Agnihotri’s film — its content and tenor questioned by Indian and foreign critics — intended to highlight the violence against Pandits in 1990, and received staunch support from BJP governments across the country. But the new narrative seems aimed at rebuffing the thousands of agitating Pandit employees by playing down the militant threat to them.

The Pandit employees have slammed the government for failing to protect them against militant violence and sought relocation to Jammu, shredding the government’s all-iswell line in Kashmir.

The police tweet said that militants had killed three Pandits (apart from three other Hindus) and 15 local Muslims in 2022.

“During year, total 29 civilians killed by terrorists include 21 locals (6 Hindu including 3 KPs & 15 Muslim) and 08 from other states,” read the tweet from additional director-general of police Vijay Kumar.

The tweet comes days after Sinha told an event in Delhi that people should stop seeing the killings in Kashmir through the lens of religion as people from other faiths too had been killed in the Valley.

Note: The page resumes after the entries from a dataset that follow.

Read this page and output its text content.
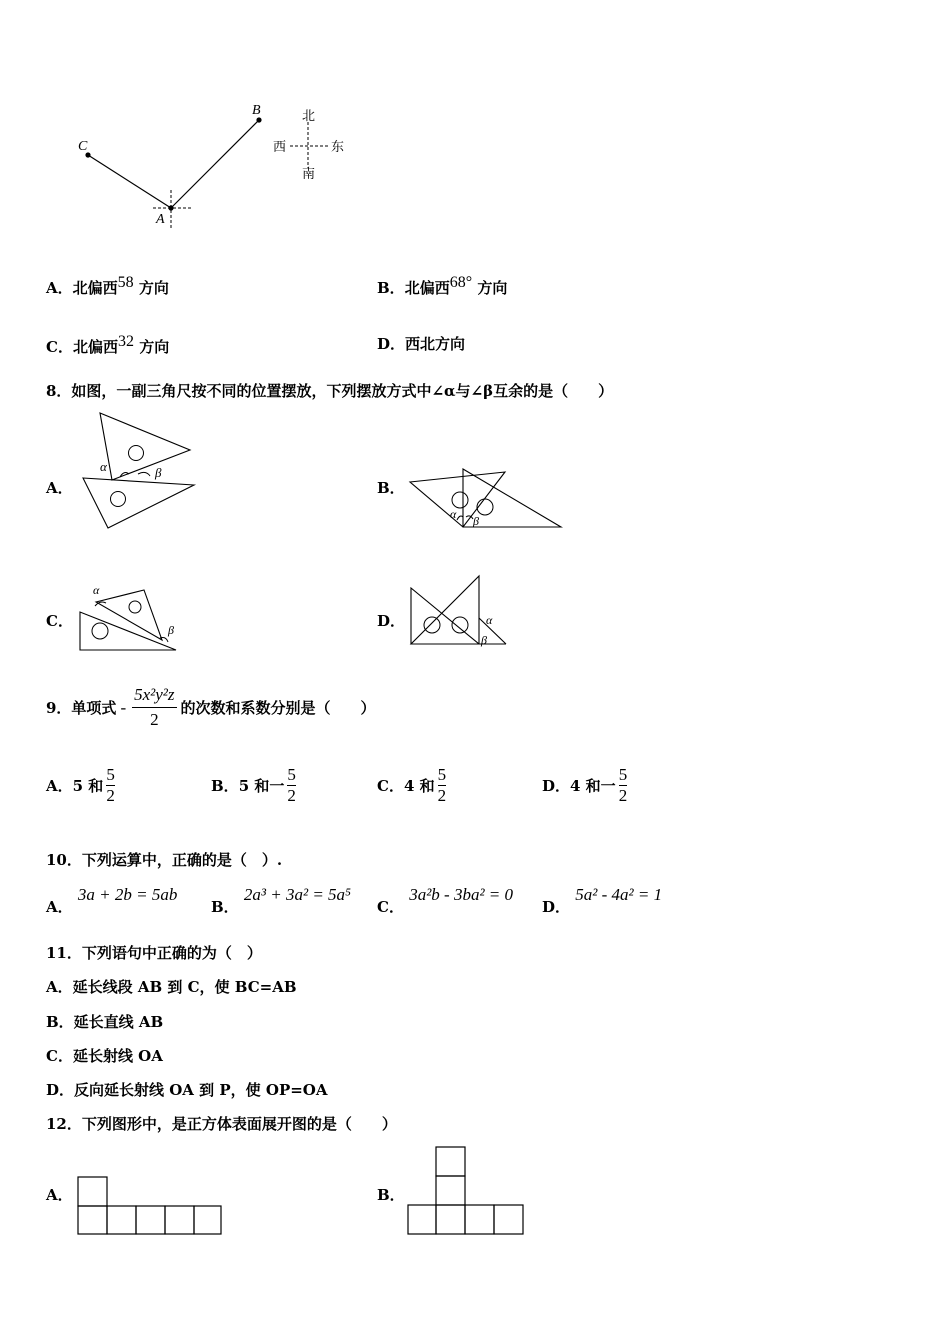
C
B
A
北
西	东
南
A．北偏西$^{58}$ 方向	B．北偏西$^{68^\circ}$ 方向
C．北偏西$^{32}$ 方向	D．西北方向
8．如图，一副三角尺按不同的位置摆放，下列摆放方式中∠α与∠β互余的是（　　）
A．
α	β
B．
α β
C．
α
β	D．	α
β
9．单项式 - $\frac{\text{5x²y²z}}{2}$ 的次数和系数分别是（　　）
A． 5 和 $\frac{5}{2}$	B． 5 和一 $\frac{5}{2}$	C． 4 和 $\frac{5}{2}$	D． 4 和一 $\frac{5}{2}$
10．下列运算中，正确的是（　）.
A． 3a + 2b = 5ab
B． 2a³ + 3a² = 5a⁵
C． 3a²b - 3ba² = 0
D． 5a² - 4a² = 1
11．下列语句中正确的为（　）
A．延长线段 AB 到 C，使 BC=AB
B．延长直线 AB
C．延长射线 OA
D．反向延长射线 OA 到 P，使 OP=OA
12．下列图形中，是正方体表面展开图的是（　　）
A．	B．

For decades, the BJP and the Rightwing ecosystem have flagged the Pandits’ suffering, describing the killings and migration of 1990 as “genocide”, “ethnic cleansing” and “exodus”.

In March, Prime Minister Narendra Modi had launched a furious attack on critics of Agnihotri’s Kashmir Files, accused of demonising Kashmiri Muslims while depicting the attacks on Pandits in 1990.

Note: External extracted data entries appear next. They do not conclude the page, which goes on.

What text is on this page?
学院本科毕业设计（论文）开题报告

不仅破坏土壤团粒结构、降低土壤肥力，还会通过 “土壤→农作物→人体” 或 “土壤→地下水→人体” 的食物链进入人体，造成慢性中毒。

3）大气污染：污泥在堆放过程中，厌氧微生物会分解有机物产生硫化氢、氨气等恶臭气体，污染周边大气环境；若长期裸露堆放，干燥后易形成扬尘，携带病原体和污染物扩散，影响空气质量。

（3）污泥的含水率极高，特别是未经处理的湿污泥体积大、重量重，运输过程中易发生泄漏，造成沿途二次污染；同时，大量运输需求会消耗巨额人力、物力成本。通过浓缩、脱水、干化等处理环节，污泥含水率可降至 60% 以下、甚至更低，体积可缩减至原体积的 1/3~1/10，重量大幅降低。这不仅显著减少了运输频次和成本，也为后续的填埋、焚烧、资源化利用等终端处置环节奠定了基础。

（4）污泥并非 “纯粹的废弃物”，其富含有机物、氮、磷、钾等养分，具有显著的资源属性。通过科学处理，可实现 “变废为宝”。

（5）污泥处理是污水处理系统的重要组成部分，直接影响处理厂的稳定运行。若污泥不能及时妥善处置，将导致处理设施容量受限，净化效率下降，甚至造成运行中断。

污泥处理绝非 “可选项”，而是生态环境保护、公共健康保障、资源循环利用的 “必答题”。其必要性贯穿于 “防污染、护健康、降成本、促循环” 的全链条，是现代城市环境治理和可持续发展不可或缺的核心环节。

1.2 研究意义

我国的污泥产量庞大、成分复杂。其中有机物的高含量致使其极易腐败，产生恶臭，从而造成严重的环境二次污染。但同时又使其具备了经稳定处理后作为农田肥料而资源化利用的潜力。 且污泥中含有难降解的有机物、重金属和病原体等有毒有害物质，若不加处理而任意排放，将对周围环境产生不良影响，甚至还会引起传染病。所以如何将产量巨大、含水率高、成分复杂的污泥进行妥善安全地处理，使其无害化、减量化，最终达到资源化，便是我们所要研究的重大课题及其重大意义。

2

Modi had said the film had rattled the “entire ecosystem” that claims to be the torchbearer of freedom of expression but does not want the truth to be told. He had told a BJP meeting that the matter was about presenting history “in the correct perspective”, which had been suppressed by the “poori jamaat (entire group)”.

But a few days ago, Sinha was quoted as saying: “It is true some Kashmiri Pandits became victims of targeted killings. But there is another side too. The country should stop seeing this issue on the basis of religion. A lot of other people have also been killed.”

Sinha’s remarks came after he had provoked criticism — even from some senior BJP leaders — by saying no salary would be paid to Pandit employees who refuse to join work in Kashmir.